Ever since The Full Monty exposed American audiences to the tale of unemployed working-class Brits who redeemed their lives by showing off their naughty bits, there's been a market here for feel-good English comedies with just a pinch of wholesome cheekiness. The same producers who brought us Calendar Girls, about a group of Yorkshire women "of a certain age" who pose for a nude calendar, now unveil Kinky Boots, inspired by the true story of a failing Northampton shoe factory's immersion into the world of London drag performers. It's cheerful, predictable and far from edgy, but buoyed by a likable cast and a standout performance by the versatile Chiwetel Ejiofor.

Aussie actor Joel Edgerton (Ned Kelly) plays Charlie Price, an ambitious young man who dreams of a career in marketing but finds himself saddled with the family shoe business after the death of his father. Charlie discovers that the factory, which has always prided itself on its craftsmanship, is on the cusp of bankruptcy and that he has no choice but to enforce drastic layoffs. Or does he? One feisty employee, Lauren (Sarah-Jane Potts), suggests the launch of a new product line, a niche beyond the factory's tradition of sturdy men's shoes.

Charlie finds his inspiration during a visit to London, when he attempts to rescue a tall black woman from harassers. That woman turns out to be a man named Simon (Ejiofor), who stars as a chanteuse named Lola in a London drag club. Charlie soon has the revelation that Lola's gaudy high-heeled boots aren't designed for a man's foot, and that there may actually be a market for well-crafted costume boots for drag performers. Though that would seem an especially limited niche, Charlie sets about designing a new line of "kinky boots," with guidance from his unlikely new associate, Lola.

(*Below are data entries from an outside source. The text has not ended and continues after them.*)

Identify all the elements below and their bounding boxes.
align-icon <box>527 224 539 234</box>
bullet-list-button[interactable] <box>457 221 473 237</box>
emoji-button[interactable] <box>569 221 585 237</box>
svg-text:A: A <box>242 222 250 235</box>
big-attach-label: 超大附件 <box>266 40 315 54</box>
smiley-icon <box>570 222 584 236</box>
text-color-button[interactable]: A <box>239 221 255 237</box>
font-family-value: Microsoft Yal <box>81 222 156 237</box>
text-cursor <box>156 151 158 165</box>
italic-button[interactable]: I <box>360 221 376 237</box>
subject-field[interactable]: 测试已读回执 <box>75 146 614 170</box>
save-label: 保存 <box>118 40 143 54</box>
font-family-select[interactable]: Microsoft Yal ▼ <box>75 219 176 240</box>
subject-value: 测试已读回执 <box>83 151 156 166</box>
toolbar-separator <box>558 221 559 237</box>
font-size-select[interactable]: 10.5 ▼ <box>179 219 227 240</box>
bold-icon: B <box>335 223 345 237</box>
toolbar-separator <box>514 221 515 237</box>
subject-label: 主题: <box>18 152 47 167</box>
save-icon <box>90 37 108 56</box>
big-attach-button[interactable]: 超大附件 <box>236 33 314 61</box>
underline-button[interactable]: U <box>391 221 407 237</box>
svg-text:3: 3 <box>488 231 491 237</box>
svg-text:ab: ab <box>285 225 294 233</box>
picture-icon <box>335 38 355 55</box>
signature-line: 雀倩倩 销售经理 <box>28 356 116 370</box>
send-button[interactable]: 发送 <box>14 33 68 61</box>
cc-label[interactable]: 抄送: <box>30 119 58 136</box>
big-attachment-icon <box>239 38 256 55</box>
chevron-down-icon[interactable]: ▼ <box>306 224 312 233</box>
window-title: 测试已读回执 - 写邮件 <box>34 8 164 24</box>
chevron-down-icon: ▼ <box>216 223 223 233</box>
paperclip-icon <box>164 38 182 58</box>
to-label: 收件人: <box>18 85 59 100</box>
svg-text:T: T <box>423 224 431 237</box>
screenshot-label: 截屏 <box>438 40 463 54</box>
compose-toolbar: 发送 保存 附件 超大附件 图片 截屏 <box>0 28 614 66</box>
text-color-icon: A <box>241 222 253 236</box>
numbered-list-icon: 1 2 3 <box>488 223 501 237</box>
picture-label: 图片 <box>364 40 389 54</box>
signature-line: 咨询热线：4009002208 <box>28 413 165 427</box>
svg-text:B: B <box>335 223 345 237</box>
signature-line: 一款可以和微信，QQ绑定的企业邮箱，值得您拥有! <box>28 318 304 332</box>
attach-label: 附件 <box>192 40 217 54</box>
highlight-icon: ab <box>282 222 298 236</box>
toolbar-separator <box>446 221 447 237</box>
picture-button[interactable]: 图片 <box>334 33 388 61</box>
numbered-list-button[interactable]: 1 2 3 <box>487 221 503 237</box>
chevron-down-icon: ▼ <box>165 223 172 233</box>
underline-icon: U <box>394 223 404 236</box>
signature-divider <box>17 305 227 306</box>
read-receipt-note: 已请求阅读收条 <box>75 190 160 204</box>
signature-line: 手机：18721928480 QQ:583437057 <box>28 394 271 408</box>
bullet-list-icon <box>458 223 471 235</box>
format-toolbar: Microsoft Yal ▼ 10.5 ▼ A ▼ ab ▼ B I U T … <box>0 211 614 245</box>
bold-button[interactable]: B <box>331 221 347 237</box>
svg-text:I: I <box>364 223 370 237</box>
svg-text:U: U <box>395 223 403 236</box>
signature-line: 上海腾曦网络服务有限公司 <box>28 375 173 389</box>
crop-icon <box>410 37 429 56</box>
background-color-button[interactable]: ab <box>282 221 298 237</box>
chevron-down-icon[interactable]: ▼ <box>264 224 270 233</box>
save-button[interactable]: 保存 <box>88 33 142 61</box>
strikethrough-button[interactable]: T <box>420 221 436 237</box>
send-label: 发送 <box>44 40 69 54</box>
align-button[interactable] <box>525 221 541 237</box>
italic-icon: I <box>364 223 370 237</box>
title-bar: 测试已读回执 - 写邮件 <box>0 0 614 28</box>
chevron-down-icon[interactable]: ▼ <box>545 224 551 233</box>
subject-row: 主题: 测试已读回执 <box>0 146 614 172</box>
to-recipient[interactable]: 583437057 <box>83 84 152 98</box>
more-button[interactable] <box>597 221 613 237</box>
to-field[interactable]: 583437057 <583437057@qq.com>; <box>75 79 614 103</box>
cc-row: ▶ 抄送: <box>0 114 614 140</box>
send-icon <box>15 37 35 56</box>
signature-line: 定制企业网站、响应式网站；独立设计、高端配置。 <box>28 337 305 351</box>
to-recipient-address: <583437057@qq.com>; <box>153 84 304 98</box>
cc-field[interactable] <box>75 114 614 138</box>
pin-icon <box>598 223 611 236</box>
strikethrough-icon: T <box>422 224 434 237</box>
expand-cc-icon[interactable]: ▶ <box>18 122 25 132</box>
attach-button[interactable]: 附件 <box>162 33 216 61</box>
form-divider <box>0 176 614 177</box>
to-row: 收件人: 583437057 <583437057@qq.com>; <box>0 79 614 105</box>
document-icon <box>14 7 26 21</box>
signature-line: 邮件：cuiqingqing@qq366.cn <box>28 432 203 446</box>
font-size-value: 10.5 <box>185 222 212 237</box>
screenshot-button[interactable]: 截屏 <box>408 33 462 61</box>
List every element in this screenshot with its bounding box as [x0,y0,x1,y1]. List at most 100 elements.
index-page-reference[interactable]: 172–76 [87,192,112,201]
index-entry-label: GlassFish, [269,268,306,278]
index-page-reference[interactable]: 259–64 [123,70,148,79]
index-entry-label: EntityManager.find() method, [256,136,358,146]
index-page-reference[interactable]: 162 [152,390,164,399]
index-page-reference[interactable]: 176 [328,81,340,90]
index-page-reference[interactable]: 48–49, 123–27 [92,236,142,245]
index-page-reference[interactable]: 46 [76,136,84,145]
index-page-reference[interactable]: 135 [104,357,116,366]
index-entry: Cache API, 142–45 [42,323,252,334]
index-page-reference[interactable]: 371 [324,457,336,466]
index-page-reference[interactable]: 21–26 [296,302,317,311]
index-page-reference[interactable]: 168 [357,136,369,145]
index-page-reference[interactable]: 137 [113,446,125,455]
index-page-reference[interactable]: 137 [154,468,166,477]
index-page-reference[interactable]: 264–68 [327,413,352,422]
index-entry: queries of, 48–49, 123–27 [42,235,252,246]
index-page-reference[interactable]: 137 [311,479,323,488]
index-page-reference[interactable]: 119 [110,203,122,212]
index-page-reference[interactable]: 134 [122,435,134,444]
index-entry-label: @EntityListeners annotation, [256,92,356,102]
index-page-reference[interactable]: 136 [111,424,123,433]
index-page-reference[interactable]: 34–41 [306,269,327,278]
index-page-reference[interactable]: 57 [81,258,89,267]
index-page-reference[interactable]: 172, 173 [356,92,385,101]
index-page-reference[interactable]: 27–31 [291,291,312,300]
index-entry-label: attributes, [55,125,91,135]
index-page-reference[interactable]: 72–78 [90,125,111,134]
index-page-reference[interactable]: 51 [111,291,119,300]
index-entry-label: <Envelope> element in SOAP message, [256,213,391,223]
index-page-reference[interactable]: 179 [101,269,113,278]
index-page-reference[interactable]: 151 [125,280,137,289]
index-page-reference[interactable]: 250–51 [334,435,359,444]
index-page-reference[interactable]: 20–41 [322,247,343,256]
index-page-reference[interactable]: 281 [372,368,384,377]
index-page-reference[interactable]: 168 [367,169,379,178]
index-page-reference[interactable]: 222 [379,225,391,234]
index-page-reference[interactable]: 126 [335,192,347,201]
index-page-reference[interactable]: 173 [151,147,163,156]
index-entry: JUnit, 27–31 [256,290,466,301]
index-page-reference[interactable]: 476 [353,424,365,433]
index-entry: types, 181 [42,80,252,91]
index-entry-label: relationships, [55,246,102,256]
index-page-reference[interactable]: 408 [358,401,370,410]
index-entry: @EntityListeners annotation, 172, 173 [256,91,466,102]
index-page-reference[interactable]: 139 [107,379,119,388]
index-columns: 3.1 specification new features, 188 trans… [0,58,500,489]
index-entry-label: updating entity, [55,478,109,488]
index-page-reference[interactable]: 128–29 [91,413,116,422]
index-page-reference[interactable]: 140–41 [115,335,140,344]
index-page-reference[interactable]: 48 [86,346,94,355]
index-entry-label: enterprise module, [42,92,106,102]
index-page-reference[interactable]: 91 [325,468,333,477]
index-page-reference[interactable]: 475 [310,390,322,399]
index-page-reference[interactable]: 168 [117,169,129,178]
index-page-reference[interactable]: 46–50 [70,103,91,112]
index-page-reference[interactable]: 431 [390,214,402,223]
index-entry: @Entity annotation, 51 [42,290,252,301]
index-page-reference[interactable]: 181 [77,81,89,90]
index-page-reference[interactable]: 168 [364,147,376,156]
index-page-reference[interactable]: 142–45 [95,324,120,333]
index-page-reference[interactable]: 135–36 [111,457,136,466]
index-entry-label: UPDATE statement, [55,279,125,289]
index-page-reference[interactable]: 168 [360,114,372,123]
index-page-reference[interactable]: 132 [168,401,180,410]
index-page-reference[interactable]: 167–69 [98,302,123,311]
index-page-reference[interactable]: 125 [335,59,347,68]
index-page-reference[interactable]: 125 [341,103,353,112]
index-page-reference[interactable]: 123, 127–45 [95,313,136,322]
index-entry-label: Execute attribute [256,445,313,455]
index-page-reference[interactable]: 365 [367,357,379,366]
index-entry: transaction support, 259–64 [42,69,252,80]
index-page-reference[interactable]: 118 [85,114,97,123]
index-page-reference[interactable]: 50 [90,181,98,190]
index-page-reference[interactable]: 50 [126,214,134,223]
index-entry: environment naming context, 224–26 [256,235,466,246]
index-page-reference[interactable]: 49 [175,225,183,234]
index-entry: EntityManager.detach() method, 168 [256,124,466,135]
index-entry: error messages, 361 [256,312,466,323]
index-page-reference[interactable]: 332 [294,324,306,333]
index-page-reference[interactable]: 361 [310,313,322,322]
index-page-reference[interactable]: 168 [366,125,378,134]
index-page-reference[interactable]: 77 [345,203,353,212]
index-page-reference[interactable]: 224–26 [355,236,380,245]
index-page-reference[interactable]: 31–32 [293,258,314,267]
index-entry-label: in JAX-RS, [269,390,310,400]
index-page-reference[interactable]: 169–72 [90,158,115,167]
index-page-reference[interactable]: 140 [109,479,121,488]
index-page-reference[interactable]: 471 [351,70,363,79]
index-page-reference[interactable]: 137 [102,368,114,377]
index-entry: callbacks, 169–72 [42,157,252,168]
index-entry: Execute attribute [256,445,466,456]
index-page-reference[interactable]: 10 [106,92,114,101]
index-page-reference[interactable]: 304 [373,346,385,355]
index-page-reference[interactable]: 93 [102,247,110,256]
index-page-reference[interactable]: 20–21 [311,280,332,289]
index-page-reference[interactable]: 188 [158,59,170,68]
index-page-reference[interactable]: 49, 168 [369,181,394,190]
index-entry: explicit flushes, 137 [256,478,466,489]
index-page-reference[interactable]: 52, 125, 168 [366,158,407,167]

Needless to say, the script by Tim Firth (Calendar Girls) and Geoff Deane finds easy opportunities for cross-cultural comedy when Lola shows up at the Northampton factory in full attention-grabbing drag. There's particular tension between Lola and homophobic worker Don (Nick Frost of Shaun of the Dead), which climaxes in an arm-wrestling contest and some lessons on what it really means to be a man. Charlie's project, meanwhile, is frowned upon by his upscale fiancée Nicola (Jemima Rooper), who has some calculating plans of her own for the old factory. Growing friction between Charlie and Lola also jeopardizes their grand scheme to win publicity for the new line of boots at a Milan fashion show.

On the surface, Kinky Boots means well with its scenes of Midlands factory employees accepting and working alongside the diva-like Lola. But the film shies away from any real analysis of who Lola/Simon is. An opening flashback reveals a young boy who enjoys dressing as a girl being rejected by a stern father, and Lola at one point confesses, "Put on a frock and I can sing 'Stand by Your Man' in front of 500 strangers. Put on a pair of jeans and I can't even say hello." Clearly, drag empowers the fabulous Lola, but the movie is too timid to explore her true desires, sexuality and gender identity.

The timidity of out-of-drag Simon is also hard to accept because Ejiofor makes such a dynamic and charismatic drag queen. The Nigerian-British actor, so powerful in Stephen Frears' Dirty Pretty Things and suave in Woody Allen's Melinda and Melinda, energizes this little movie, turning Lola into a fierce, magnetic presence, both onstage and off. Edgerton complements Ejiofor's force of nature with a nicely underplayed, hangdog comic performance (complete with his own woeful drag act in the finale). Potts is charming as the outspoken worker who becomes Charlie's inevitable love interest, a smart alternative to his shrewish fiancée.

The film is crisply directed by Julian Jarrold (White Teeth), with atmospheric sequences in the shoe factory that illustrate just how much care goes into a well-made article of clothing. The milieu of Northampton feels right, as does the slightly tacky club where Lola's star shines bright. Kinky Boots doesn't kick away any stereotypes, but it's a generally comfortable fit.